La Biblia dice en Marcos 1: 17 Y les dijo Jesús: Venid es pos de mí, y haré que seáis pescadores de hombres.

Estas palabras Jesús se las dirigió a Pedro y Andrés, hijos de Jonás a quienes encontró pescando en el mar de Galilea. Jesús llamó a cuatro pescadores a su grupo de doce que convocó para seguirlo. Los hermanos Juan y Jacobo, hijo de Zebedeo fueron los otros dos que se dedicaban a la pesca.

La vida de Pedro y Andrés cambiarían diametralmente de pasar horas y horas en el mar de Galilea arrojando una y otra vez sus redes para obtener una abundante pesca, ahora serían pescadores de hombres para el reino de los cielos. El mundo sería su mar para sacar a los hombres de las garras del pecado.

Seguir a Jesús transformó por completo la vida de estos hombres que tenía por labor una de las actividades en la que se ocupaban los estratos sociales más bajos del tiempo de Jesús y allí llegó el Señor para invitarlos a seguirlo y cambiar radicalmente su forma de existir para siempre.

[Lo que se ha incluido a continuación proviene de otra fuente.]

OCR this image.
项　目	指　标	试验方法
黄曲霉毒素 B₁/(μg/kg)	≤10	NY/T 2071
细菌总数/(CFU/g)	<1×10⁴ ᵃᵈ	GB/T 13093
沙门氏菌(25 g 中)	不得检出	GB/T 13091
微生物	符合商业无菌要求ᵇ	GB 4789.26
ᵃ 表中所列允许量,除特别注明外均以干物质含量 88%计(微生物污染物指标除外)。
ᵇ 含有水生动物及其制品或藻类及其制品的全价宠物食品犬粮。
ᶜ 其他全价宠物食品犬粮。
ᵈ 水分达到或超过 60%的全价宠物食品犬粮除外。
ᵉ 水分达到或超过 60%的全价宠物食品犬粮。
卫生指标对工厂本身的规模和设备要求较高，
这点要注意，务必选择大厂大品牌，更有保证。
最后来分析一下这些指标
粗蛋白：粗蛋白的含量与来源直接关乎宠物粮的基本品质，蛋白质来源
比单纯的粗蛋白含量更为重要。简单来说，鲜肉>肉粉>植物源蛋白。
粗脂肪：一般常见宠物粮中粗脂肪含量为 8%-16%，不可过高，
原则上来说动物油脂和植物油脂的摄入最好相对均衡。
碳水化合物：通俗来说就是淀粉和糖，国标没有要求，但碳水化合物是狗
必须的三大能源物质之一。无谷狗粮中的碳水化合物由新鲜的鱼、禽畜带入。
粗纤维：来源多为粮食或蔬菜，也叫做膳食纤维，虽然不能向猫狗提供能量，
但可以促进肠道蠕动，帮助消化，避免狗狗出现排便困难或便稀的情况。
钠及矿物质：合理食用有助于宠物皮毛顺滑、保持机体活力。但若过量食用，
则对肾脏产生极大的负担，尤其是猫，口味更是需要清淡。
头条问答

Jesús comenzó a reunir a sus apóstoles y no recurrió a las escuelas rabínicas de su tiempo, sino acudió a lugares comunes y ordinarios donde vivía gente sencilla y de allí tomó doce hombres que serían los encargados de difundir su mensaje por todo el mundo comenzando desde Jerusalén hasta lo último de la tierra.

A los hermanos Andrés y Pedro les dio rápidamente la labor que tendrían. No sería difícil que entendieran la labor a la que los estaba citando. Ellos habían sido toda su vida pescadores. Sabían perfectamente que se tiene que tener disciplina y paciencia para llenar sus barcas de pescados.

Sobre el peligro que se cierne en esa actividad también lo conocían. No sería para ellos nada sorprendente el hecho de arriesgar su vida por el evangelio, toda vez que el mar habían experimentado esos mismos temores cuando se desataba una tormenta y tendría que aprender a adaptarse a la supervivencia.

Pescar hombres no era un idea romántica que Jesús les estaba pidiendo. Era una actividad arriesgada que demandaba arrojo y valentía para salir tal vez de madrugada y en la oscuridad adentrarse al mar y posiblemente arrojar una y otra vez sus redes hasta capturar lo necesarios para el autoconsumo y para vender en el mercado de Capernaum.

Pedro y Andrés aceptaron el reto y siguieron a Jesús. Pedro logró su gran pesca el día de Pentecostés. El bravucón y a la vez temeroso hombre fue transformado para ni avergonzarse ni sentir miedo para hablar abiertamente de Cristo. Estaba listo para ser un pescador de hombres por la gracia del Espíritu Santo.